Saturday, July 14, 2007

Let me tell you about the Wood Between the Worlds

The Wood Between the Worlds is a place that is nowhere. It was created by CS Lewis and appears in his book The Magician's Nephew, part of the Chronicles of Narnia.

It resembles a wood, with soft, sweet-smelling grass and trees growing as far as you can see. Sunlight filters through leaves that are always green. Other than the grass and trees there are no living creatures in the Wood, except for a guinea pig that the Magician sent there while testing his methods. In between the trees are small pools of water, and each of these pools acts as a portal to another universe. When one travels between the worlds by passing through this Wood, one emerges from the pool from his own world and then moves on to another pool.

Children's literature offers many ways to travel between worlds. In Knock Three Times by Marion St John Webb, two children find the Possible World by following a sentient pumpkin through the trunk of a tree. It's quite simple. There are two sides to every tree, just like there are two sides to every question. But you can't get to the other side of a question by going around it - you must go through it. The same is true of trees.

The symbolism of trees in both stories did not escape my notice, nor did the mythical World Tree with its roots in the underworld and its branches in the heavens. I also do not think it's insignificant that Manannan Mac Lir, Son of the Sea, is a ferryman as well as a gatekeeper; a trip through the water is a trip to another world.

I once had a dream about walking through a city very like my own, except that when I looked up I saw a shimmering, rippling surface of water, far above me.
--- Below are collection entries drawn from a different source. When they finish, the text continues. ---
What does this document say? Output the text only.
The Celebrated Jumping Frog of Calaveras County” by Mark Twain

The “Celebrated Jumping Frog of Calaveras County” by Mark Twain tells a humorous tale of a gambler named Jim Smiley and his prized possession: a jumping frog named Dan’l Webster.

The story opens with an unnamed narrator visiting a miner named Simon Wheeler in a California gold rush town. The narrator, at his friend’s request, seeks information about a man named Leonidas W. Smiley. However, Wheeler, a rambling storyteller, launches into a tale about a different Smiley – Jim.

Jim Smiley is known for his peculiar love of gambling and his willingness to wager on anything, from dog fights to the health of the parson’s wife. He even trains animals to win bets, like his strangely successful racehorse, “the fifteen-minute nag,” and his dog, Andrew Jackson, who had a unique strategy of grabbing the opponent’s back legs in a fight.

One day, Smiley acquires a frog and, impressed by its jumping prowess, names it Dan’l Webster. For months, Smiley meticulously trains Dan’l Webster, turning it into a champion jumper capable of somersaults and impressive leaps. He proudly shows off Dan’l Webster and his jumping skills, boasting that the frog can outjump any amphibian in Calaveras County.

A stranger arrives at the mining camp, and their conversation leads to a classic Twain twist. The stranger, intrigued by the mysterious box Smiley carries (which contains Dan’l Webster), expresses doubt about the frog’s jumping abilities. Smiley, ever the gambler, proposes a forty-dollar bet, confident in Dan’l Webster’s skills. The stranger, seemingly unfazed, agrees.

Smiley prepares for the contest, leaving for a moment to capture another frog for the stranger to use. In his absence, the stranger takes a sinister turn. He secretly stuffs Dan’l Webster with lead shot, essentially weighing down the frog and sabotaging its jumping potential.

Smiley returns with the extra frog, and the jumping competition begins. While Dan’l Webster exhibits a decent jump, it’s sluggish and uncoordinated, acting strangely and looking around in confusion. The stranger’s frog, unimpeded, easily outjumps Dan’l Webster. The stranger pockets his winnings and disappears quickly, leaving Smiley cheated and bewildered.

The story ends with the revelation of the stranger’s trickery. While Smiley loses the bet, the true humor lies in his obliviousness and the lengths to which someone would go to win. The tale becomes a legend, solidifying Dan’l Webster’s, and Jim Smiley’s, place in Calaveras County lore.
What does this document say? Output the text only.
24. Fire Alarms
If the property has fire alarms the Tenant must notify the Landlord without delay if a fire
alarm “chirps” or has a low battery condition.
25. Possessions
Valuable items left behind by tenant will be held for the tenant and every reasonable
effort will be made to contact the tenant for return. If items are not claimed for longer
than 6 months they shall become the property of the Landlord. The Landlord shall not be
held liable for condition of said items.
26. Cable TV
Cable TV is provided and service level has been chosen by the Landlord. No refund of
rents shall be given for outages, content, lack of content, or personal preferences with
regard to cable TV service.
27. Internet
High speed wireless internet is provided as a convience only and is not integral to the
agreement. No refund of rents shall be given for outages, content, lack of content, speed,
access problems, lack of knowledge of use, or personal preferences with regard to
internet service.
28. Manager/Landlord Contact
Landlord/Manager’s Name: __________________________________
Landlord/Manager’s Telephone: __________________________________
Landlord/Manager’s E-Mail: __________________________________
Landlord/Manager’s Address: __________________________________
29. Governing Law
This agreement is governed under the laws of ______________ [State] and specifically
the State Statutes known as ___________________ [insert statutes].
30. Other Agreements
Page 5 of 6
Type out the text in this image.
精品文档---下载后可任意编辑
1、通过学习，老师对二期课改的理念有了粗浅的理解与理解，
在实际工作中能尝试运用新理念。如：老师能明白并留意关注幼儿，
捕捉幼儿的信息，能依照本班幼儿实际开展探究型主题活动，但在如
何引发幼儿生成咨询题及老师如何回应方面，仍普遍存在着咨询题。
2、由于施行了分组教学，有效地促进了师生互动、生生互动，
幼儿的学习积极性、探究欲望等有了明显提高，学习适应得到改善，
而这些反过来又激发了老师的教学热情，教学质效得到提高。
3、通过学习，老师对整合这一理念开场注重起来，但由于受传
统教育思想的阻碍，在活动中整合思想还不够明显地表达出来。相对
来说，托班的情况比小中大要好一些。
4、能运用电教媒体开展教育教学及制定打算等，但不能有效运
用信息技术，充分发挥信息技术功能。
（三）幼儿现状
I found that my movements were slowed as if I was walking on the bottom of a lake. Dreamworld is as much a reality to our minds as waking life, and the transformation that we undergo while falling asleep transports us to another world - metaphorically or metaphysically, whichever you prefer. Altered states of mind, both natural and induced, are expressed in literature and art as trips to other worlds, whether we think of them as external and extraterrestrial or buried in our own subconscious minds. The water that carries us to a far-off shore is the same as the wine that unveils our hidden emotions.

This is far from the end, but I never expected to finish. I think of each of these as a small part of a greater thing that will be my life's work: part fiction, part poetry, perhaps even part ministry. I have been trying for many years, with some success and a lot of dead ends. I'll likely be trying for my whole life. But that's okay.

1 comment:

  1. love the tree pictures, having trouble follwoing the prose this morning but i'll try to remember to come back and read it later.